Felix sait aussi que sa mère a changé cinq fois de citoyenneté sans jamais vivre ailleurs qu'à Tchernovtsy : Rosa Zuckermann est née autrichienne en 1908, dans l'empire austro-hongrois. En 1918, elle est roumaine lorsque la Roumanie hérite de Tchernovtsy. En 1939, elle est soviétique à la suite du pacte secret entre Hitler et Staline qui se partagent l'Europe centrale. En 1941, elle est allemande lorsque Hitler rompt le pacte et envahit l'URSS. En 1944, elle est de nouveau soviétique quand l'Armée rouge reprend le terrain perdu. Et, en 1991, elle devient ukrainienne au lendemain de la dislocation de l'URSS.

Avant guerre, la moitié des 150 000 habitants de Tchernovtsy étaient juifs. La moitie d'entre eux périrent déportés. Depuis, plusieurs vagues d'immigration vers les États-Unis, le Canada ou Israël ont pratiquement achevé de vider la région de sa population juive, vieille de plusieurs siècles. Aujourd'hui, on compte 5 000 Juifs parmi les 275 000 habitants de la ville. Sur les 55 synagogues d'avant guerre, il en reste une. Et l'immense cimetière juif est envahit d'herbes folles jusqu'a hauteur d'homme.

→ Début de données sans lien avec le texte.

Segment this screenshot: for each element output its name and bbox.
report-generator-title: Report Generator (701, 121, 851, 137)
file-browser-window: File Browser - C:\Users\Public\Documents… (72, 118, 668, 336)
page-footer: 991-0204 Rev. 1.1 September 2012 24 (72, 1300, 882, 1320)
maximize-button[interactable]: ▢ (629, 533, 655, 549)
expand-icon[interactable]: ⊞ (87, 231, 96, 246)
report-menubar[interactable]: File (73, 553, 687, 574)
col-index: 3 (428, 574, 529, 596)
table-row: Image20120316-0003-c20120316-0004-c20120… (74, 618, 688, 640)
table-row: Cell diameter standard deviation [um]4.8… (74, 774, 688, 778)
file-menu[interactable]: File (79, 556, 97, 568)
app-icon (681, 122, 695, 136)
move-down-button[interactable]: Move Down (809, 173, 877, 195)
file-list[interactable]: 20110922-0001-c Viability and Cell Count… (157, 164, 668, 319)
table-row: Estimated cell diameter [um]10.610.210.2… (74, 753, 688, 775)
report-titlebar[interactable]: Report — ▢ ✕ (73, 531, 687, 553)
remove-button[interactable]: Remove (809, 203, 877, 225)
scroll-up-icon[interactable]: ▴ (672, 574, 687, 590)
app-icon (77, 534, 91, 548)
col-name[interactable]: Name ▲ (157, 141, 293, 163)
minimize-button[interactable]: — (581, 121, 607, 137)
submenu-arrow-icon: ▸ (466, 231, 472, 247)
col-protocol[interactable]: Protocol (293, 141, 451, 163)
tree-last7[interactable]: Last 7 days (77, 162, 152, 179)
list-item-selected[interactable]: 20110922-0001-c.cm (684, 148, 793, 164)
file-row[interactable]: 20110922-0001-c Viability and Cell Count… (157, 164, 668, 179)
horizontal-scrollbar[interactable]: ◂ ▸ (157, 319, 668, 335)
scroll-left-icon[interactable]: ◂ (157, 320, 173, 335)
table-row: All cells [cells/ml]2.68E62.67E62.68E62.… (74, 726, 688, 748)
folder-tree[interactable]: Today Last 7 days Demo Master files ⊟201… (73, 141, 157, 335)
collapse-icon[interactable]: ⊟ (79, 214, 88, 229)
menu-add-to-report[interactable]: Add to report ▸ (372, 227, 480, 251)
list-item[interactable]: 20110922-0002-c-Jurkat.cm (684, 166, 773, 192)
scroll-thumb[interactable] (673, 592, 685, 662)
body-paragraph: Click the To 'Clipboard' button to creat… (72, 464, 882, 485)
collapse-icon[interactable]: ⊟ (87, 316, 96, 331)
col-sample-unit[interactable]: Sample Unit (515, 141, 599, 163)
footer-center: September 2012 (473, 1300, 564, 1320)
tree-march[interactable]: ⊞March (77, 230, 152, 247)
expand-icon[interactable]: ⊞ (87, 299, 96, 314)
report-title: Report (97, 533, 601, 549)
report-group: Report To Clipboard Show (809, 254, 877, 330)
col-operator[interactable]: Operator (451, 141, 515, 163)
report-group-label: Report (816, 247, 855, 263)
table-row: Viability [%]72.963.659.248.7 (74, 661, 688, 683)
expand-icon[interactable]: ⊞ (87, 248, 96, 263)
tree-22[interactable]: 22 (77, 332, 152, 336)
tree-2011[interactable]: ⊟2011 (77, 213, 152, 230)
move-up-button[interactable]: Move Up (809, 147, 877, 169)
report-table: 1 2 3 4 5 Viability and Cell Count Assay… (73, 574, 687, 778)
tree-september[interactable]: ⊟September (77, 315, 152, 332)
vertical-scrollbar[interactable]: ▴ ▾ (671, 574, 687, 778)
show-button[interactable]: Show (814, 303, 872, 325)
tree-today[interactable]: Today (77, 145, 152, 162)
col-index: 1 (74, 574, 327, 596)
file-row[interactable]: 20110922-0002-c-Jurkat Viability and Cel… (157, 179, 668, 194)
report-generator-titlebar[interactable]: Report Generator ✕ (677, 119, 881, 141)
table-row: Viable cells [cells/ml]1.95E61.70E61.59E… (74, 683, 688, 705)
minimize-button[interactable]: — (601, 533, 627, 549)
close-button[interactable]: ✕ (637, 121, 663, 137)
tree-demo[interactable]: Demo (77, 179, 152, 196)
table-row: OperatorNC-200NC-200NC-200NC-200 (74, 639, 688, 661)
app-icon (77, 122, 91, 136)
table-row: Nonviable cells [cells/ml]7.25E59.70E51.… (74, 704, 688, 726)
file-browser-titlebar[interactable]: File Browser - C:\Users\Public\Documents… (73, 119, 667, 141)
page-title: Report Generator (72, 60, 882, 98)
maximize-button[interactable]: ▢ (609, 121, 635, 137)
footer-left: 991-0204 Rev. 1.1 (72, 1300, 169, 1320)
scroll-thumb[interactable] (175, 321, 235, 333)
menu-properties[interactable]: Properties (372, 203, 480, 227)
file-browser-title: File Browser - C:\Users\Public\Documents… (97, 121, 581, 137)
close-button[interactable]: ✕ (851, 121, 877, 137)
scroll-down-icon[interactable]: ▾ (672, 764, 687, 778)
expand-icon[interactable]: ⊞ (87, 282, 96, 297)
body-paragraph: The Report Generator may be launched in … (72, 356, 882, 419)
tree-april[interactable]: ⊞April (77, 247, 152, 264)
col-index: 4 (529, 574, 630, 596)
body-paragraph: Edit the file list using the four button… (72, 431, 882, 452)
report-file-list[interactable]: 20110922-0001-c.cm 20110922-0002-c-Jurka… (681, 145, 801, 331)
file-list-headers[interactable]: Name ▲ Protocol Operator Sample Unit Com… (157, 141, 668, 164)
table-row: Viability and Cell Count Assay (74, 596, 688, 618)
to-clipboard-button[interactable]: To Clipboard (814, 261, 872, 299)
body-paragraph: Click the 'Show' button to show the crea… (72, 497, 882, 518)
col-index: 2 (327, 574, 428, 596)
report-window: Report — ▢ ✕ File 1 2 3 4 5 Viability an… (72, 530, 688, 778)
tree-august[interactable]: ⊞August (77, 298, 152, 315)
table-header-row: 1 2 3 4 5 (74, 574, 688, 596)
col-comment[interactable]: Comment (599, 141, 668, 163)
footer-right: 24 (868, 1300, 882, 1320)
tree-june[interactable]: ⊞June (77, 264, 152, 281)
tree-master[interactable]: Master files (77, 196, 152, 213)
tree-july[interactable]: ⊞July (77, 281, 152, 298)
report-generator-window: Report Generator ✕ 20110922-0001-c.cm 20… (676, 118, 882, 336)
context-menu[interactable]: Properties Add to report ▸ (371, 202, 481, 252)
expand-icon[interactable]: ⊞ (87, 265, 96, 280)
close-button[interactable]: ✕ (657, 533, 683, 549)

C'est dans une allée un peu mieux débroussaillée que les autres que nous avons trouvé la tombe de Rosa Zuckermann. Est-ce un hasard si celle de monsieur Zwilling est juste à côté ? En tout cas, ces deux-là vont pouvoir reprendre les longues discussions qui les liaient au soir de leur vie, lorsqu'il venait chaque fin d'après-midi chez elle partager ses souvenirs avec ceux de sa grande et vieille amie.